STUDY THE FIGURE TO MAKE CERTAIN YOU UNDERSTAND THE PROCESSES
Codon: the triplicate code found on mRNA that codes for each of the 20 amino acids, for start (methionine) and stop
Genetic Code is the set of rules by which information encoded in genetic material (DNA or RNA
sequences) is translated into proteins (amino acid sequences) by living cells
The code is universal: all cell in all organisms use the same
GENE REGULATION: Determines when a protein is expressed (produced) in a cell. Some proteins are always
expressed while others are expressed intermittently (inducible).
Plants and other Eukaryotes express specific gene sequences depending on the environmental or developmental
sequence. Each or Most genes are accompanied by a promoter sequence that binds to the mRNA polymerase when
the time is right. The binding of mRNA polymerase to the promoter sequence is affected by “control elements” on
the chromosome. When the correct transcription factor binds to the control element the RNA polymerase can bind
to the promoter. A transcription factor is anything that can bind to the control elements of the chromosome.
The Signal Transduction Pathway is the sequence of events that transmits the messenger into a response.
It has 3 steps:
1. Reception: this occurs at the plasma membrane when the hormone or other signaling molecule binds to a
membrane receptor
2. Transduction: activation of a cytoplasmic second messenger
3. Expression: the second messenger activates a transcription faction. The activated transcription factor binds
to a control element promoting transcription. Translation follows transcription.

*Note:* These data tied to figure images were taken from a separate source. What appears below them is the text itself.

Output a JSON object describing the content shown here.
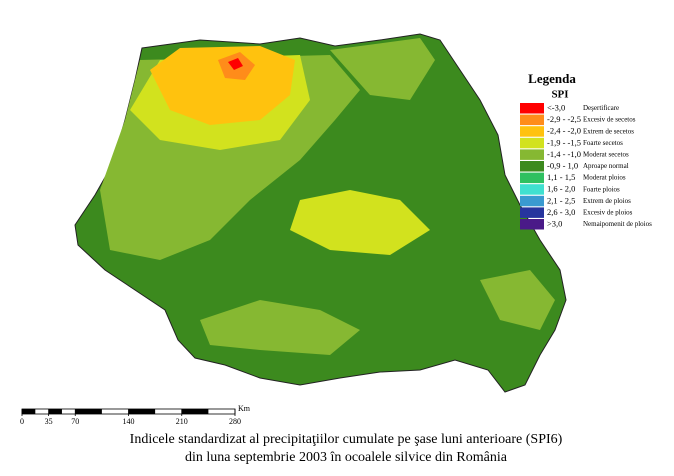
{
  "legend": {
    "title": "Legenda",
    "subtitle": "SPI",
    "items": [
      {
        "range": "<-3,0",
        "label": "Deşertificare",
        "color": "#ff0000"
      },
      {
        "range": "-2,9 - -2,5",
        "label": "Excesiv de secetos",
        "color": "#ff8c1a"
      },
      {
        "range": "-2,4 - -2,0",
        "label": "Extrem de secetos",
        "color": "#ffc20e"
      },
      {
        "range": "-1,9 - -1,5",
        "label": "Foarte secetos",
        "color": "#d2e21e"
      },
      {
        "range": "-1,4 - -1,0",
        "label": "Moderat secetos",
        "color": "#86b832"
      },
      {
        "range": "-0,9 - 1,0",
        "label": "Aproape normal",
        "color": "#3c8a1e"
      },
      {
        "range": "1,1 - 1,5",
        "label": "Moderat ploios",
        "color": "#2fc060"
      },
      {
        "range": "1,6 - 2,0",
        "label": "Foarte ploios",
        "color": "#40e0d0"
      },
      {
        "range": "2,1 - 2,5",
        "label": "Extrem de ploios",
        "color": "#3a9ad0"
      },
      {
        "range": "2,6 - 3,0",
        "label": "Excesiv de ploios",
        "color": "#27359e"
      },
      {
        "range": ">3,0",
        "label": "Nemaipomenit de ploios",
        "color": "#4a1a88"
      }
    ]
  },
  "scale_bar": {
    "ticks": [
      0,
      35,
      70,
      140,
      210,
      280
    ],
    "unit": "Km"
  },
  "caption": {
    "line1": "Indicele standardizat al precipitaţiilor cumulate pe şase luni anterioare (SPI6)",
    "line2": "din luna septembrie 2003 în ocoalele silvice din România"
  }
}
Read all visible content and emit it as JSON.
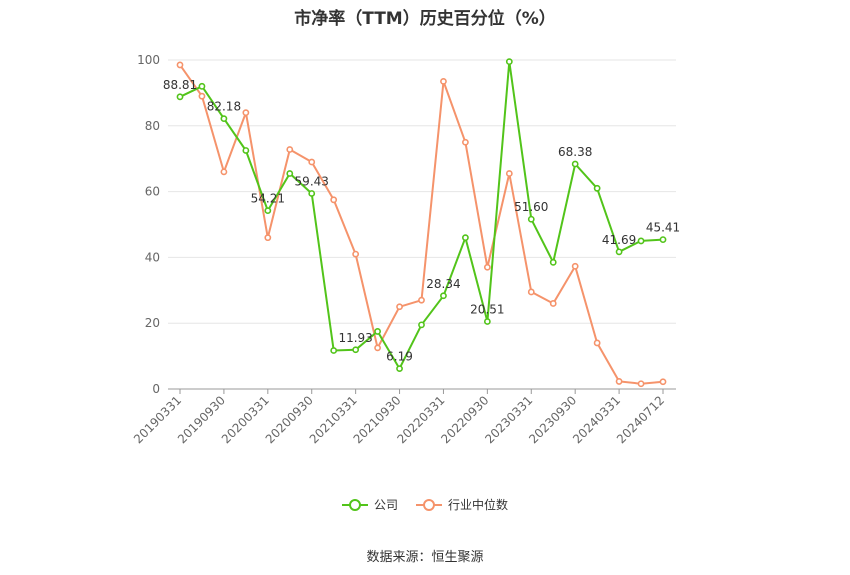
{
  "chart_data": {
    "type": "line",
    "title": "市净率（TTM）历史百分位（%）",
    "x": [
      "20190331",
      "20190630",
      "20190930",
      "20191231",
      "20200331",
      "20200630",
      "20200930",
      "20201231",
      "20210331",
      "20210630",
      "20210930",
      "20211231",
      "20220331",
      "20220630",
      "20220930",
      "20221231",
      "20230331",
      "20230630",
      "20230930",
      "20231231",
      "20240331",
      "20240630",
      "20240712"
    ],
    "xtick_labels": [
      "20190331",
      "20190930",
      "20200331",
      "20200930",
      "20210331",
      "20210930",
      "20220331",
      "20220930",
      "20230331",
      "20230930",
      "20240331",
      "20240712"
    ],
    "ylim": [
      0,
      100
    ],
    "yticks": [
      0,
      20,
      40,
      60,
      80,
      100
    ],
    "grid": true,
    "legend_position": "bottom",
    "series": [
      {
        "name": "公司",
        "color": "#52c41a",
        "values": [
          88.81,
          92.0,
          82.18,
          72.5,
          54.21,
          65.5,
          59.43,
          11.7,
          11.93,
          17.5,
          6.19,
          19.5,
          28.34,
          46.0,
          20.51,
          99.5,
          51.6,
          38.5,
          68.38,
          61.0,
          41.69,
          45.0,
          45.41
        ],
        "labels": {
          "0": "88.81",
          "2": "82.18",
          "4": "54.21",
          "6": "59.43",
          "8": "11.93",
          "10": "6.19",
          "12": "28.34",
          "14": "20.51",
          "16": "51.60",
          "18": "68.38",
          "20": "41.69",
          "22": "45.41"
        }
      },
      {
        "name": "行业中位数",
        "color": "#f5936b",
        "values": [
          98.5,
          89.0,
          66.0,
          84.0,
          46.0,
          72.8,
          69.0,
          57.5,
          41.0,
          12.5,
          25.0,
          27.0,
          93.5,
          75.0,
          37.0,
          65.5,
          29.5,
          26.0,
          37.3,
          14.0,
          2.3,
          1.6,
          2.2
        ]
      }
    ]
  },
  "source_text": "数据来源：恒生聚源"
}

Bacteria use operons; The lac operon is not important for the Botany Class
The Lac Operon: This is an example of a inducible expression. For E. coli to metabolize lactose several proteins
must be produced by a cell.
a. b- galactosidase which hydrolyses lactose into glucose and galactose
b. permease enzyme which transports lactose into cells
In E.coli, these proteins are controlled by a cluster of genes and promoter sequences known as the Lac operon.
The operon includes:
i-gene- a regulator gene codes for a repressor protein
promoter- the binding site for mRNA polymerase
operator – binds to the repressor
z-gene- codes for b-galactosidase
y-gene- codes for permease enzyme
a- gene codes for a transaminase protein
When no lactose is around the repressor is bound to the operator preventing transcription of DNA by RNA
polymerase.
When lactose is around, repressor binds to lactose, freeing the operator and allowing RNA polymerase to transcribe
DNA and produce the two enzymes needed to digest lactose.
Study this image as it shows lactose (purple) associating and dissociating with the repressor. Repressor binds to the
operator. RNA polymerase binds to the promoter.